Artu Nepomuceno
Hometown: Philippines
Based in: Philippines
"It is with hubris that humanity thinks of itself as the masters of the world. And that by photographing ourselves, we believe that we can derive a certain wisdom about the ethereal from the ephemeral. We are born, we welt and we vanish. And yet the world endures. The world changes but it stays the same. What then is the role of photography? Should we think of photographs as markers of our immortality, which is to say, what is left is not just a vision of us, but our identity persisting in time beyond us? Or should we think of portraiture not in terms of ends, finalities and finitude? We could think of such objects as autonomous beings apart from us, a "dupli-cording," if we are to use the historian Gilles Massot's terms. These traces of who we are can exist independently from us, allowing us to occupy the same world as our facsimile.
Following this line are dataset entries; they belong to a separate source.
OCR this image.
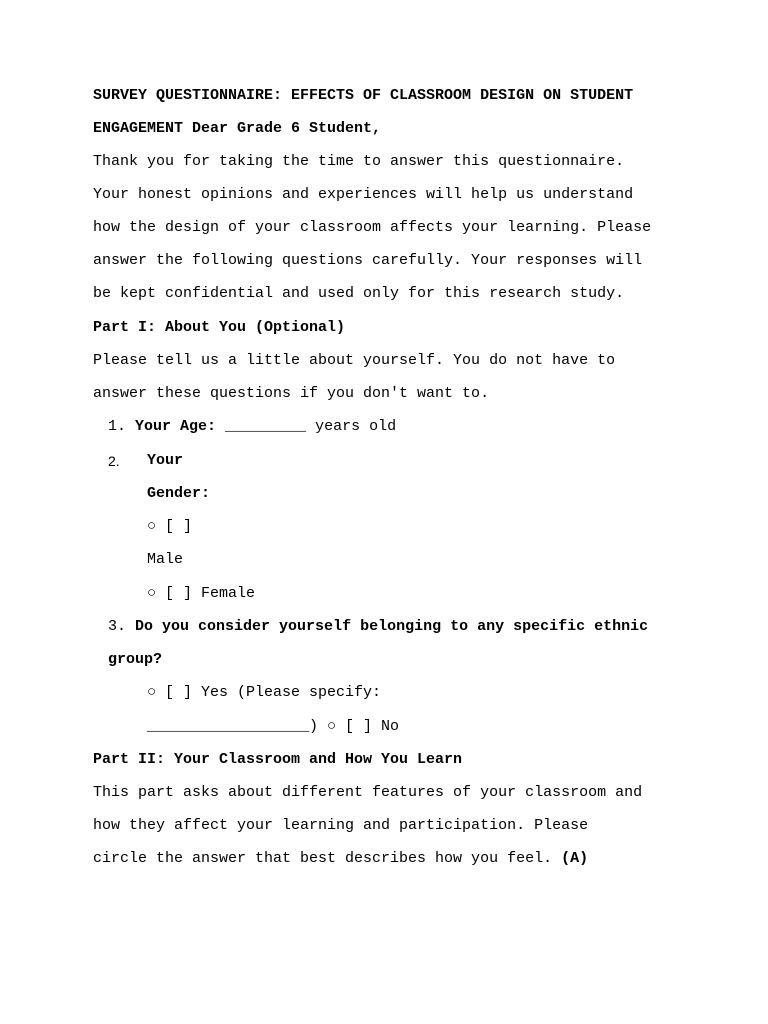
SURVEY QUESTIONNAIRE: EFFECTS OF CLASSROOM DESIGN ON STUDENT
ENGAGEMENT Dear Grade 6 Student,
Thank you for taking the time to answer this questionnaire.
Your honest opinions and experiences will help us understand
how the design of your classroom affects your learning. Please
answer the following questions carefully. Your responses will
be kept confidential and used only for this research study.
Part I: About You (Optional)
Please tell us a little about yourself. You do not have to
answer these questions if you don't want to.
1. Your Age: _________ years old
2. Your
Gender:
○ [ ]
Male
○ [ ] Female
3. Do you consider yourself belonging to any specific ethnic
group?
○ [ ] Yes (Please specify:
__________________) ○ [ ] No
Part II: Your Classroom and How You Learn
This part asks about different features of your classroom and
how they affect your learning and participation. Please
circle the answer that best describes how you feel. (A)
This thought lends credence to the claim in portraiture that we do not only try to capture how our subjects look like, but rather, a portrait, we imagine, is a representation of who those people are. It is physiognomy made legible through writing with light, that portraits are not just forms and figures on a frame, but are attributes of us, made visible and free. It is us, whether in part or as a whole, but is also not us, sovereign to live its own becoming. If the world indeed is in love with itself, perhaps, it is through the spectacle of the portrait that God, nature, or some deity is able to see itself as an abomination, the likeness of a human haunting itself through its spectral gaze." - Stephanie Frondoso on the "The World In Love With Itself" Exhibition.